Ectopic pregnancies are an important cause of morbidity and mortality in early pregnancy. This article presents an up-to-date review of the risk factors associated with tubal ectopic pregnancies and how these patients present. This is crucial for midwives who may be conducting booking appointments at earlier gestations and for those working in early pregnancy units. The role of transvaginal ultrasound as the new diagnostic gold standard is also explored. Management strategies are outlined, including the surge in conservative treatment, and the long term implications of ectopic pregnancies are also outlined. A case study is presented to show an example of how these women present in early pregnancy.

Ectopic pregnancy is defined as a pregnancy that has implanted at a site outside of the endometrial cavity. In 95% of cases, this will be in the fallopian tube (Elson et al, 2016).
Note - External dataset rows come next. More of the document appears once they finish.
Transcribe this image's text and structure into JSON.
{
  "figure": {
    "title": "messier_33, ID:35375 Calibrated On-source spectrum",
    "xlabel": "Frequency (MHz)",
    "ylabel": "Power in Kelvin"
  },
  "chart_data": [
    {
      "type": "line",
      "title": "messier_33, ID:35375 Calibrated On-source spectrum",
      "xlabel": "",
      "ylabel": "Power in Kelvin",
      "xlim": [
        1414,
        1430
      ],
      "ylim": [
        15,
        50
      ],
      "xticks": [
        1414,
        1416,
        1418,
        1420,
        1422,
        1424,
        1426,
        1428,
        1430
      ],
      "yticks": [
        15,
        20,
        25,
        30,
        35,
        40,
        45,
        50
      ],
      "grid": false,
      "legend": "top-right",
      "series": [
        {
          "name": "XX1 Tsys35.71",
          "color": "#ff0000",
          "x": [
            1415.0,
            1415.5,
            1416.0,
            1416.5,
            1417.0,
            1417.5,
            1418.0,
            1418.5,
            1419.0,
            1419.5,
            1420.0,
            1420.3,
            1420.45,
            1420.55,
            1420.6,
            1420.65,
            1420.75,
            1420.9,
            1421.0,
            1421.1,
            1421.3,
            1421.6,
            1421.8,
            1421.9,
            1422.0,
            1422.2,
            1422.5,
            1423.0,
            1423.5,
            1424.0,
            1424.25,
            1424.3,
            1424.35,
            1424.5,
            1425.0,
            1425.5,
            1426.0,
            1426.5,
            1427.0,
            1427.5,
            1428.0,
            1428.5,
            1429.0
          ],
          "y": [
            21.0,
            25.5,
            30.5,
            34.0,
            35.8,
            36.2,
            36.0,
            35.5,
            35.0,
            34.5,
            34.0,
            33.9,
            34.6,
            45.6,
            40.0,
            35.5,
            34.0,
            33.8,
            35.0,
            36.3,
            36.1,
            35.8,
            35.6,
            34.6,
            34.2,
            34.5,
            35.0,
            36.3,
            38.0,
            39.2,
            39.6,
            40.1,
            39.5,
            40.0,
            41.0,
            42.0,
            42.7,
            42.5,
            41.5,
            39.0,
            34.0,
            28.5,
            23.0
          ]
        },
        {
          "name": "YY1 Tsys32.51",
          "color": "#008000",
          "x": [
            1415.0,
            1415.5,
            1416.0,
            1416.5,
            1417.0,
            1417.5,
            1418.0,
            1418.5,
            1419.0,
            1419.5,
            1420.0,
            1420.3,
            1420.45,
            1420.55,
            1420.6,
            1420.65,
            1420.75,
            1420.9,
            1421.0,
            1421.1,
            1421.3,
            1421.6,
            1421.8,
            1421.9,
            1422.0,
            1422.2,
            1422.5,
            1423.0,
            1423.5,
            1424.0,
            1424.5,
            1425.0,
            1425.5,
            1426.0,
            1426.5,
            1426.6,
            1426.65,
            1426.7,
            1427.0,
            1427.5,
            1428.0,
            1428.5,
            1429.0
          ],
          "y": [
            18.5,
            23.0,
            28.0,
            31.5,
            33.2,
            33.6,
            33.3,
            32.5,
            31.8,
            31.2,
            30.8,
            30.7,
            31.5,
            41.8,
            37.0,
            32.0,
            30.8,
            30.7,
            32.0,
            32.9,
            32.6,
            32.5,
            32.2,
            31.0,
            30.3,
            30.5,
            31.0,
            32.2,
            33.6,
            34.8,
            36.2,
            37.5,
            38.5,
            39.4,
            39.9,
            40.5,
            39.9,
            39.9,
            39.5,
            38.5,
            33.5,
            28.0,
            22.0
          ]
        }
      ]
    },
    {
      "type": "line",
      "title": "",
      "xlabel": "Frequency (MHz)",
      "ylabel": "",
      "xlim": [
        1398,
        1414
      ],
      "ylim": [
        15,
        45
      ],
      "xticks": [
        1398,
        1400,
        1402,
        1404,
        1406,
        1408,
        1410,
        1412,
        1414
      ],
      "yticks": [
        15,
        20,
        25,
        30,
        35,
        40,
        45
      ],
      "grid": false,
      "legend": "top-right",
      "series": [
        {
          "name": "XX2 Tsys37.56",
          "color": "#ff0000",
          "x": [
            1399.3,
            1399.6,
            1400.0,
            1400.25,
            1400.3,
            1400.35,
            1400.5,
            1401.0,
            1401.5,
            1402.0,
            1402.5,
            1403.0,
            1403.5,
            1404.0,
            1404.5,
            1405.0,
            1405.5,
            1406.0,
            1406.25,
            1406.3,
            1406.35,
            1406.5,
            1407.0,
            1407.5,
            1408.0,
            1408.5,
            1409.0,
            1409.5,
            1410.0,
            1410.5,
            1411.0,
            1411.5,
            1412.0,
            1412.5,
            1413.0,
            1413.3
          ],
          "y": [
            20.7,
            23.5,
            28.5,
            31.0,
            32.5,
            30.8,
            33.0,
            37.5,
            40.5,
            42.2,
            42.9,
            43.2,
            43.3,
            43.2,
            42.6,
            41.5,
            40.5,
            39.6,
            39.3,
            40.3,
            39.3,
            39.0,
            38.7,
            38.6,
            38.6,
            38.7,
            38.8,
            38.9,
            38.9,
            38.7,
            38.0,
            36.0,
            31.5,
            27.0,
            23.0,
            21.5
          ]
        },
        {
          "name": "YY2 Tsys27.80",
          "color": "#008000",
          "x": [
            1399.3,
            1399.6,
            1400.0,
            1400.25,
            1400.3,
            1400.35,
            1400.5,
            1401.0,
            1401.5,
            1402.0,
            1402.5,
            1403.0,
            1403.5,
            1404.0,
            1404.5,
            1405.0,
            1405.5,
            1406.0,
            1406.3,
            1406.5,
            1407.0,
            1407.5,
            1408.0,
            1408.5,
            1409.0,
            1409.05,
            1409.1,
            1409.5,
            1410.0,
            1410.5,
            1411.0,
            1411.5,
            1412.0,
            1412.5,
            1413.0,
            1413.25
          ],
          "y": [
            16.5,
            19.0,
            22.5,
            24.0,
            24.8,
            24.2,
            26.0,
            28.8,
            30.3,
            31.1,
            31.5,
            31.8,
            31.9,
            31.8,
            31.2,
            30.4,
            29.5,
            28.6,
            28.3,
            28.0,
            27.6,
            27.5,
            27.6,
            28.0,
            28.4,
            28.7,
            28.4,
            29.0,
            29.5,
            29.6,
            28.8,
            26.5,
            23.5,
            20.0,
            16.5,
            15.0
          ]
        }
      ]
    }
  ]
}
It was first described indirectly by Abulcasis in the late first century, but successful treatment was not documented until the late 1800s (Lurie, 1992). Its incidence in the UK has remained fairly stable over the last few decades at 11 in 1000 pregnancies (Rajkhowa et al, 2000); however, the incidence increases up to 3% in women presenting to early pregnancy units (Mavrelos et al, 2013). This increase highlights the importance and role of the early pregnancy unit and those working within it.

Ectopic pregnancy remains one of the main direct causes of maternal death. At a rate of 0.25 per 100 000 maternities, this is akin to eclampsia and pre-eclampsia (MBRRACE-UK, 2015). In lower resource countries, the mortality rate is up to ten times higher (Goyaux et al, 2003). It is therefore crucial that ectopic pregnancy is diagnosed and well managed, in order to avoid poor outcomes. The role of the midwife is important in this context, as they are often the first health professional to make contact with a woman when she is pregnant. An understanding of ectopic pregnancy is therefore essential for the midwife to help avoid morbidity and mortality.